English as a required language for programmers?

This is unexpected. It’s worth discussion though. Scott Hanselman wrote a post titled Using Crowdsourcing for Expanding Localization of Products which is a very interesting discussion of issues around human v. machine translation of software documentation. This is a huge issue for many international companies. In fact writing software in a way to make messages more easy to internationalize is a worthy topic of discussion in any computer science program. It influences all sorts of design decisions and understanding of different concepts and tools. So far so good. But then the comments get interesting. For example one person says:

I absolutely agree with Erling Paulsen. If you don't know English, you're not a programmer!

That comment and several of the comments who agree were not made by people whose first language is English. The argument in brief is that most of the documentation is in English and that English is a sort of defacto common language for programming concepts. If you search the internet using your search engine of choice you will often not be able to look up translated error messages with much success.
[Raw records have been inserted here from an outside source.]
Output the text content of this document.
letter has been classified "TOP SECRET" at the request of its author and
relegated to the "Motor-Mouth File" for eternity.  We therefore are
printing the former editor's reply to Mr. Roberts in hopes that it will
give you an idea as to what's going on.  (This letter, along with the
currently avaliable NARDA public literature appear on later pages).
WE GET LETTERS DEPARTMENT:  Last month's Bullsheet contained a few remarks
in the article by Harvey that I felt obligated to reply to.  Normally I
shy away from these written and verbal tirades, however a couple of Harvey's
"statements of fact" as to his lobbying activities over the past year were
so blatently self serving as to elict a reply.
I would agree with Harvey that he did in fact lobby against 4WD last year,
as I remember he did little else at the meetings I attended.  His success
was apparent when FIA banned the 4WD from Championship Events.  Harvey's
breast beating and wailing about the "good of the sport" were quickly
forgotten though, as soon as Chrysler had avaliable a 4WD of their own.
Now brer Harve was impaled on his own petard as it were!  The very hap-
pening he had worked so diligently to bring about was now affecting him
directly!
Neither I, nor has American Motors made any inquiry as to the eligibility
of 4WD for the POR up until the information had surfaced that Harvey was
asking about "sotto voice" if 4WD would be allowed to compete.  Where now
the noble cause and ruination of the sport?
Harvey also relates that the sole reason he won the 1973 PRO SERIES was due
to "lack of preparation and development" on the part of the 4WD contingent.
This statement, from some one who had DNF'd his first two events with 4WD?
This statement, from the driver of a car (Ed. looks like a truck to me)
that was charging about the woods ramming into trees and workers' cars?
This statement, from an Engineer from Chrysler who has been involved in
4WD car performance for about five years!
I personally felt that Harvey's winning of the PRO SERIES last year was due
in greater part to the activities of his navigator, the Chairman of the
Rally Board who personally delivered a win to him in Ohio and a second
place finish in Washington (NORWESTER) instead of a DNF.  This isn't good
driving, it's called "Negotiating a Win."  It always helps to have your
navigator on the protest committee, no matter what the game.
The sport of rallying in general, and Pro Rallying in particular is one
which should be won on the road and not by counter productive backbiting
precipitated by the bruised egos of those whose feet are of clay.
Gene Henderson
Therefore the argument goes that for many products, especially for programmers, English should be the one language in use. Please go read Scott’s post and the comments there. There should be a lot more since I wrote this post because I wrote it in advance. :-)

Wow! These are all things I as an English only speaker never thought about. I just assumed that people would prefer messages in their native language. I remember my wife working in the NYC office of an Italian company having to call Italy for translations of that company’s computer error messages which were all in Italian. I always assumed that others would prefer to avoid the opposite problem.

So what do you think? What do your students think? In general what do people whose native or first language is not English think about this idea that serious programmers should (must?) learn English?